The text comprises four books dealing with:
1- The Cthonic Spirits
2-The Amalthai spirits
Parts of this text have been published elsewhere, but always incomplete. The first book, of course, is likely the source of the Grimorium Verum while first two books are in the Universal Treatise published by Skinner and Rankine in "The Veritable Keys of Solomon" - but particularly regarding the Cthonic spirits, in greatly reduced form.
The Planetary Intelligences seems to be taken from Agrippa's Fourth Book and the Heptameron. The fourth book, on the making of the stone seems unique to this text.
So, we all know by now that this seems to be the manuscript source that the Grimorium Verum was compiled from. Looking through it and comparing it to Verum, and the Key of Solomon from Lansdowne 1202 which is in the appendix of Peterson's Verum, one can see how they correspond and also where they break off. It seems likely that some of the advanced Latin was too hard for copyists who in the later texts have just missed parts out. The text does not openly present the ritual process, so it seems other texts such as Lansdowne 1202's Key of Solomon and Verum, despite their seeming confusion were actually trying to put together a coherent system, though why Verum misses out the lamen / first character I've no idea. Maybe they were missing the front page...
Some cool things in this book... you will be greatly amused when you discover what Elestor uses to overcome you with blows in the Americas.
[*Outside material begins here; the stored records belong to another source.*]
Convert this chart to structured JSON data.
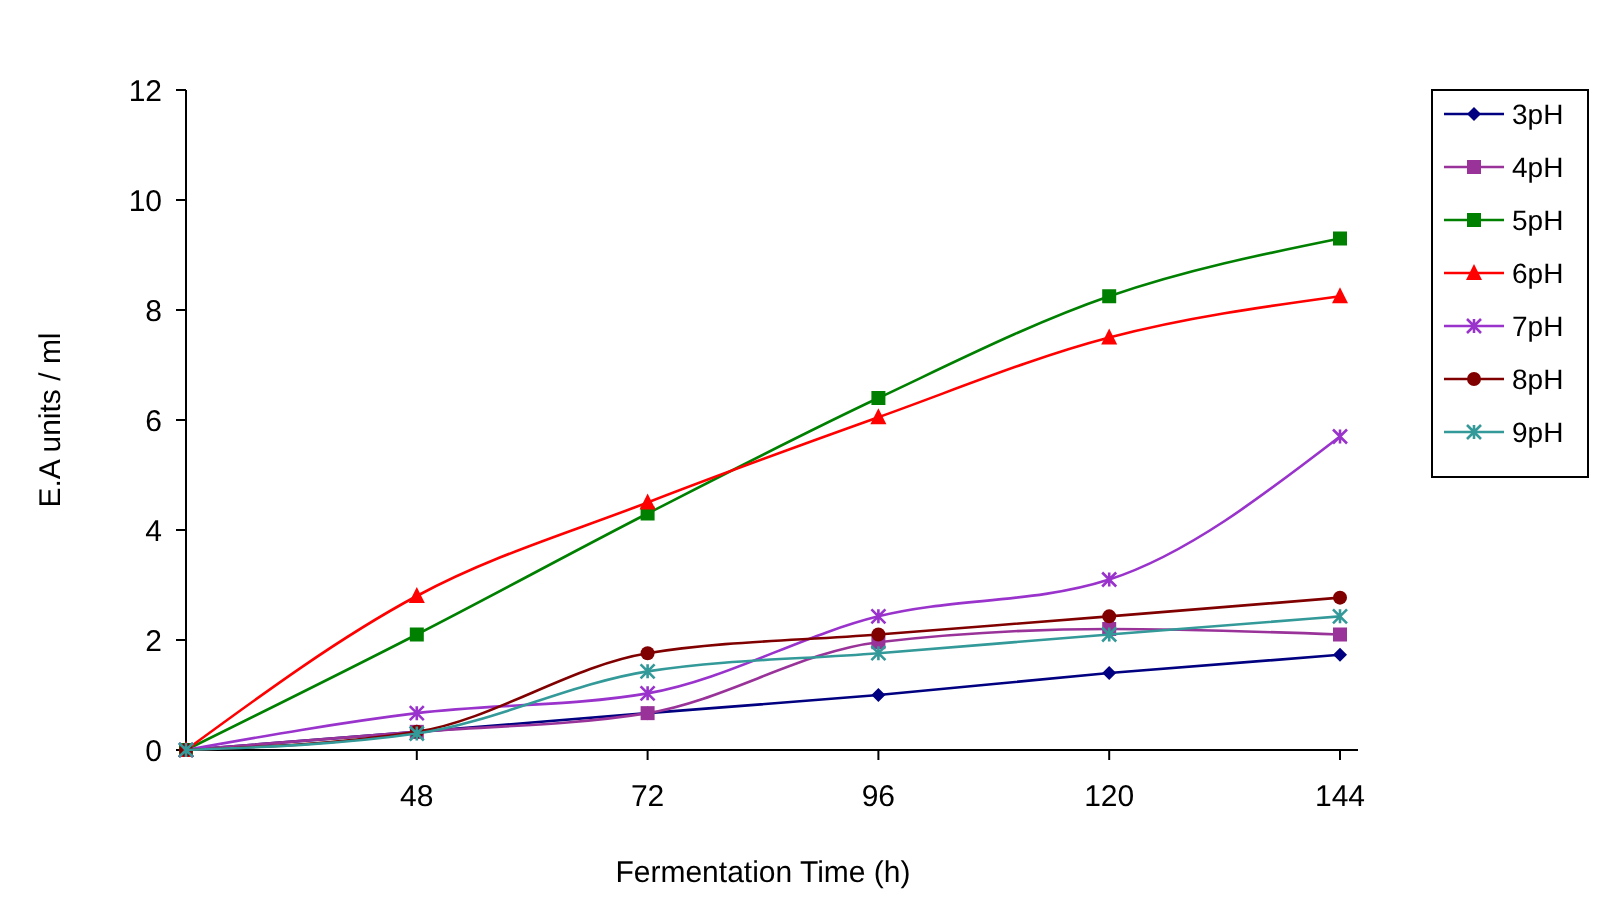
{
  "chart_data": {
    "type": "line",
    "xlabel": "Fermentation Time (h)",
    "ylabel": "E.A units / ml",
    "categories": [
      null,
      "48",
      "72",
      "96",
      "120",
      "144"
    ],
    "ylim": [
      0,
      12
    ],
    "yticks": [
      0,
      2,
      4,
      6,
      8,
      10,
      12
    ],
    "grid": false,
    "legend": "right",
    "series": [
      {
        "name": "3pH",
        "color": "#000080",
        "marker": "diamond",
        "values": [
          0,
          0.33,
          0.67,
          1.0,
          1.4,
          1.73
        ]
      },
      {
        "name": "4pH",
        "color": "#993399",
        "marker": "square",
        "values": [
          0,
          0.33,
          0.67,
          1.96,
          2.2,
          2.1
        ]
      },
      {
        "name": "5pH",
        "color": "#008000",
        "marker": "square",
        "values": [
          0,
          2.1,
          4.3,
          6.4,
          8.25,
          9.3
        ]
      },
      {
        "name": "6pH",
        "color": "#ff0000",
        "marker": "triangle",
        "values": [
          0,
          2.8,
          4.5,
          6.05,
          7.5,
          8.25
        ]
      },
      {
        "name": "7pH",
        "color": "#9933cc",
        "marker": "cross",
        "values": [
          0,
          0.67,
          1.03,
          2.43,
          3.1,
          5.7
        ]
      },
      {
        "name": "8pH",
        "color": "#800000",
        "marker": "circle",
        "values": [
          0,
          0.33,
          1.76,
          2.1,
          2.43,
          2.77
        ]
      },
      {
        "name": "9pH",
        "color": "#339999",
        "marker": "cross",
        "values": [
          0,
          0.3,
          1.43,
          1.76,
          2.1,
          2.43
        ]
      }
    ]
  }
}
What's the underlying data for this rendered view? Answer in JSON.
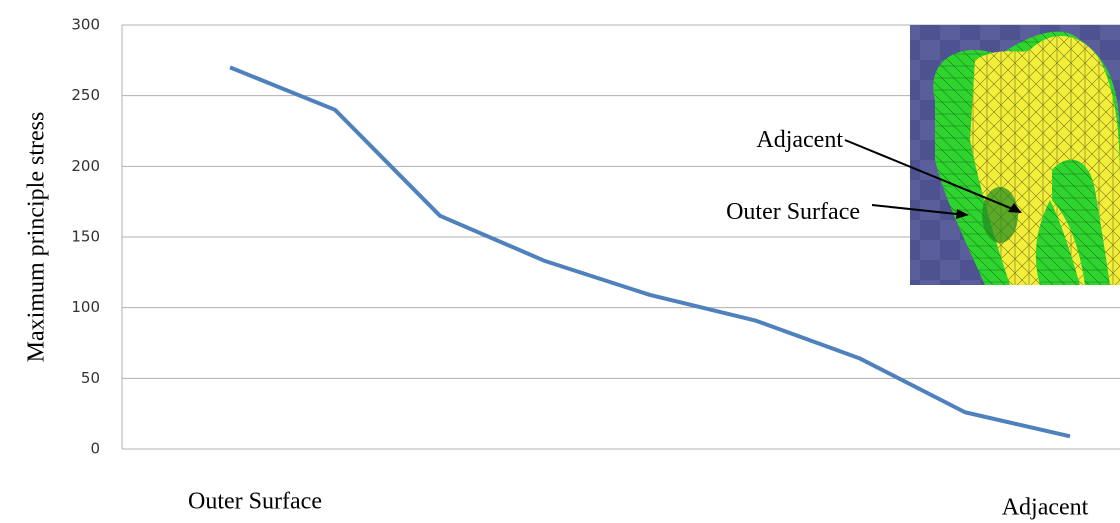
{
  "chart_data": {
    "type": "line",
    "y_label": "Maximum principle stress",
    "categories": [
      "Outer Surface",
      null,
      null,
      null,
      null,
      null,
      null,
      null,
      "Adjacent"
    ],
    "values": [
      270,
      240,
      165,
      133,
      109,
      91,
      64,
      26,
      9
    ],
    "color": "#4f81bd",
    "ylim": [
      0,
      300
    ],
    "yticks": [
      0,
      50,
      100,
      150,
      200,
      250,
      300
    ],
    "grid": true,
    "annotations": [
      "Adjacent",
      "Outer Surface"
    ]
  }
}
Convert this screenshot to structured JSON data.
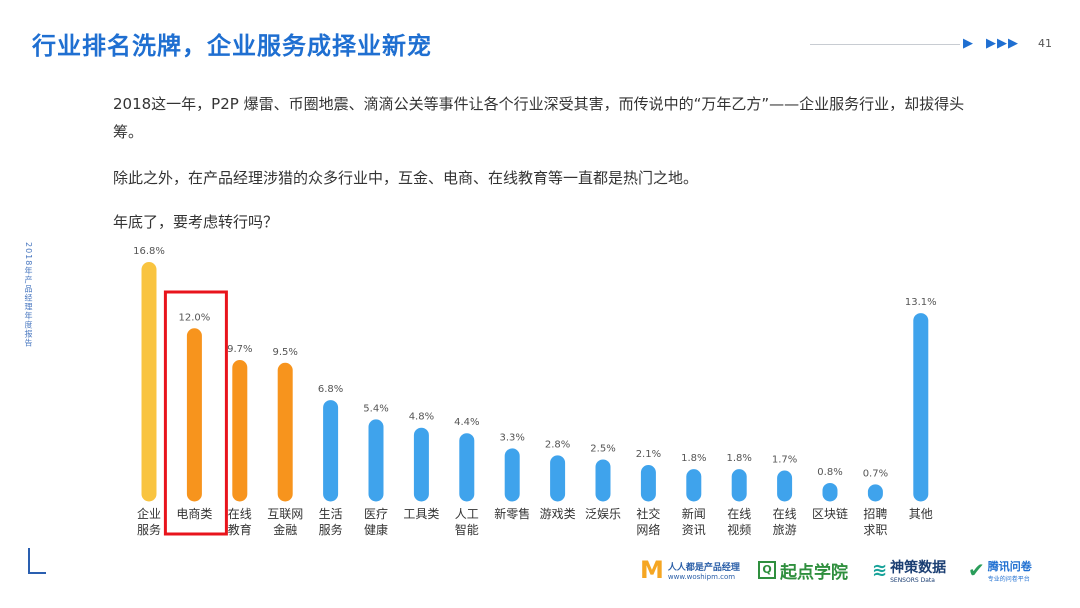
{
  "header": {
    "title": "行业排名洗牌，企业服务成择业新宠",
    "arrows": [
      "▶",
      "▶▶▶"
    ],
    "page_number": "41"
  },
  "paragraphs": {
    "p1": "2018这一年，P2P 爆雷、币圈地震、滴滴公关等事件让各个行业深受其害，而传说中的“万年乙方”——企业服务行业，却拔得头筹。",
    "p2": "除此之外，在产品经理涉猎的众多行业中，互金、电商、在线教育等一直都是热门之地。",
    "p3": "年底了，要考虑转行吗？"
  },
  "side_text": "2018年产品经理年度报告",
  "colors": {
    "title": "#1f6fd1",
    "bar_top": "#f9c440",
    "bar_orange": "#f7941d",
    "bar_blue": "#3fa3ec",
    "highlight_box": "#e8141c"
  },
  "chart_data": {
    "type": "bar",
    "title": "",
    "xlabel": "",
    "ylabel": "",
    "ylim": [
      0,
      17.5
    ],
    "grid": false,
    "categories": [
      [
        "企业",
        "服务"
      ],
      [
        "电商类"
      ],
      [
        "在线",
        "教育"
      ],
      [
        "互联网",
        "金融"
      ],
      [
        "生活",
        "服务"
      ],
      [
        "医疗",
        "健康"
      ],
      [
        "工具类"
      ],
      [
        "人工",
        "智能"
      ],
      [
        "新零售"
      ],
      [
        "游戏类"
      ],
      [
        "泛娱乐"
      ],
      [
        "社交",
        "网络"
      ],
      [
        "新闻",
        "资讯"
      ],
      [
        "在线",
        "视频"
      ],
      [
        "在线",
        "旅游"
      ],
      [
        "区块链"
      ],
      [
        "招聘",
        "求职"
      ],
      [
        "其他"
      ]
    ],
    "values": [
      16.8,
      12.0,
      9.7,
      9.5,
      6.8,
      5.4,
      4.8,
      4.4,
      3.3,
      2.8,
      2.5,
      2.1,
      1.8,
      1.8,
      1.7,
      0.8,
      0.7,
      13.1
    ],
    "value_labels": [
      "16.8%",
      "12.0%",
      "9.7%",
      "9.5%",
      "6.8%",
      "5.4%",
      "4.8%",
      "4.4%",
      "3.3%",
      "2.8%",
      "2.5%",
      "2.1%",
      "1.8%",
      "1.8%",
      "1.7%",
      "0.8%",
      "0.7%",
      "13.1%"
    ],
    "bar_colors": [
      "yellow",
      "orange",
      "orange",
      "orange",
      "blue",
      "blue",
      "blue",
      "blue",
      "blue",
      "blue",
      "blue",
      "blue",
      "blue",
      "blue",
      "blue",
      "blue",
      "blue",
      "blue"
    ],
    "highlighted_category": "电商类"
  },
  "footer": {
    "logos": [
      {
        "icon": "m-logo-icon",
        "name": "人人都是产品经理",
        "sub": "www.woshipm.com"
      },
      {
        "icon": "q-logo-icon",
        "name": "起点学院"
      },
      {
        "icon": "sensors-logo-icon",
        "name": "神策数据",
        "sub": "SENSORS Data"
      },
      {
        "icon": "check-logo-icon",
        "name": "腾讯问卷",
        "sub": "专业的问卷平台"
      }
    ]
  }
}
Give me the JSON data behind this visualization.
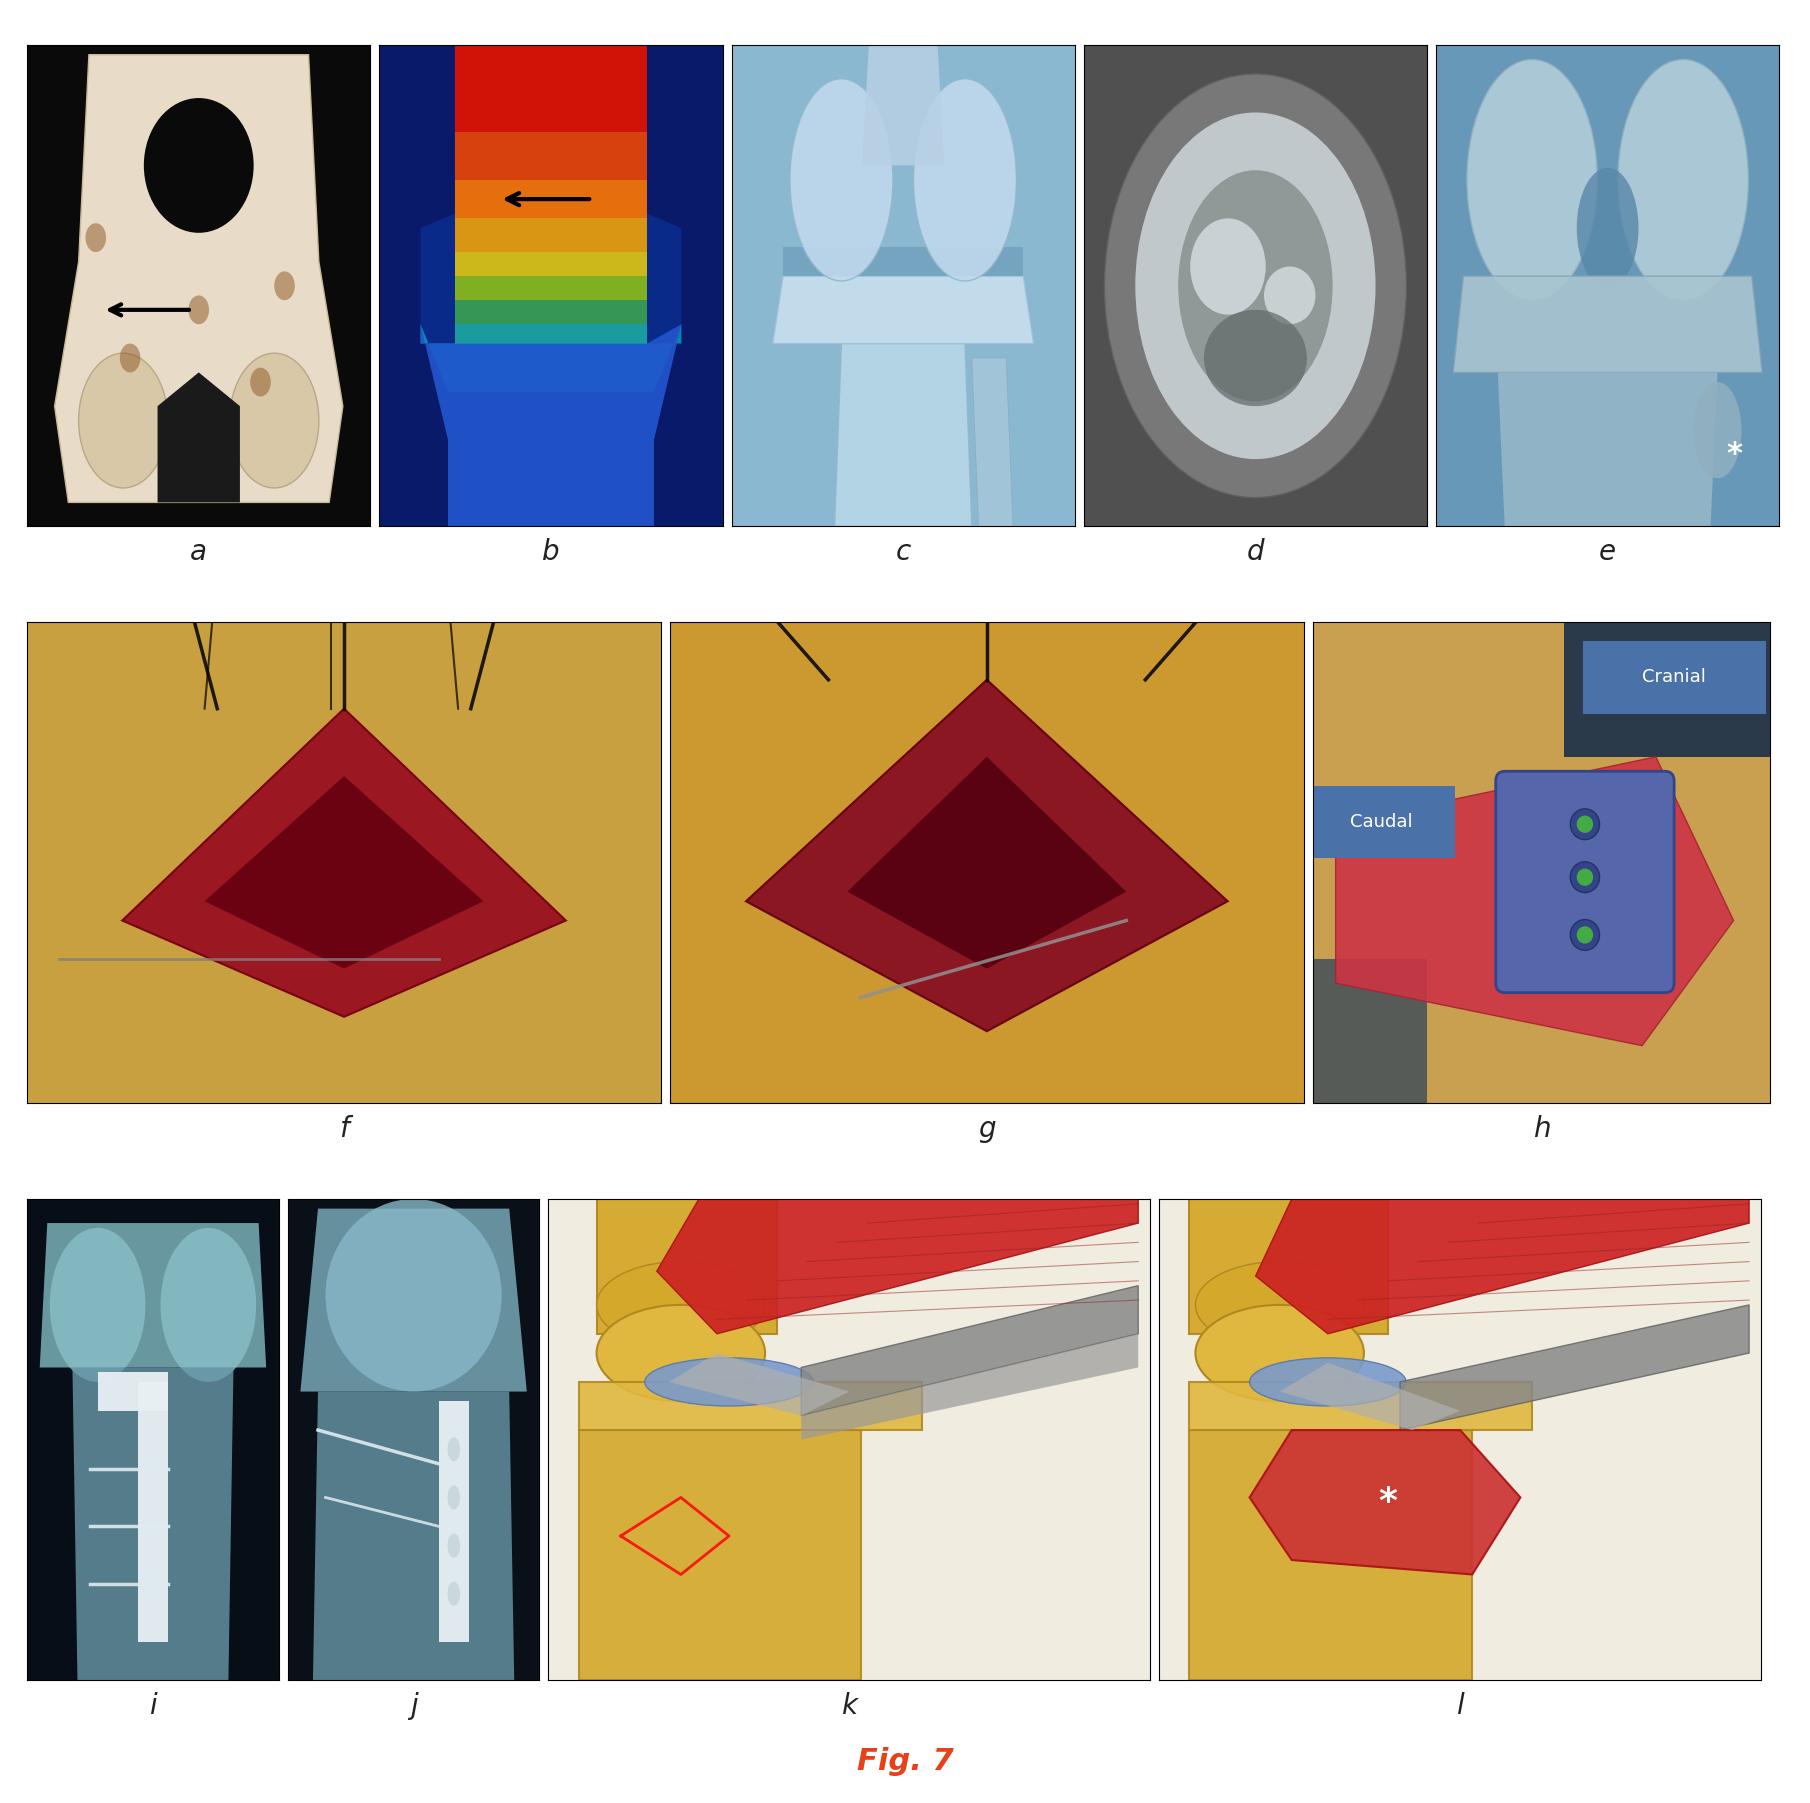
{
  "fig_label": "Fig. 7",
  "fig_label_color": "#e84118",
  "fig_label_fontsize": 22,
  "background_color": "#ffffff",
  "panel_labels": [
    "a",
    "b",
    "c",
    "d",
    "e",
    "f",
    "g",
    "h",
    "i",
    "j",
    "k",
    "l"
  ],
  "panel_label_fontsize": 20,
  "panel_label_color": "#222222",
  "cranial_label": "Cranial",
  "caudal_label": "Caudal",
  "cranial_color": "#4a72a8",
  "caudal_color": "#4a72a8",
  "panel_a_bg": "#0a0a0a",
  "panel_b_bg": "#1a3a8a",
  "panel_c_bg": "#a0c0d8",
  "panel_d_bg": "#707070",
  "panel_e_bg": "#7ab0c8",
  "panel_fg_bg": "#c8a050",
  "panel_h_bg": "#c0a860",
  "panel_ij_bg": "#0a1520",
  "panel_kl_bg": "#f0ece0"
}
The Barbarous Names of evocation in the book on the stone are in the language of one of the rudest races of Barbarians ever to offend our Holy Roman Empire - English! This is actually a great way to see how Nomina Barbara come from a real language and due to the copyists unfamiliarity with that language, deteriorate over time and repetition.
When summoning the Cthonic spirits there is a rite which instructs you to stand upon the wand while incanting. This is an old traditional way of creating a liminal space, and anyone who has seen the movie "Dust Devil" has seen a very well presented illustration of this. We also discover a reason why Verum appears to suggest you should have two wands.
In many ways the stuff in book 1 over shadows the rest due to its historical importance. But I also quite like the content of book 4 - basically making an idol using astrological reckoning. Could this be done to make an idol of your Guardian Daimon using your Al-Muten planet? The talismans in book 2 are very nice, though note that the Hebrew letter names are spelled out in Latin text to enable accurate copying, they should of course be written as the Hebrew letters themselves.
Ultimately, I don't think the four books are actually related to each other, but like the collection of texts gathered with Agrippa's Fourth Book, they could be complimentary.
Is it worth getting the book? Well, if you have any interest in the Verum's family of texts then obviously this is essential research, as it contains complete versions of passages that are truncated or missed out entirely in the later versions. You will get an idea of how Verum was put together and the thinking behind the decisions made in compiling it. However, it is a book full of mysteries. It is designed so that it can only be used by someone who devotes serious study to it, and perhaps has a little guidance from Below. Perhaps make the Stone first and ask your Daimon for guidance.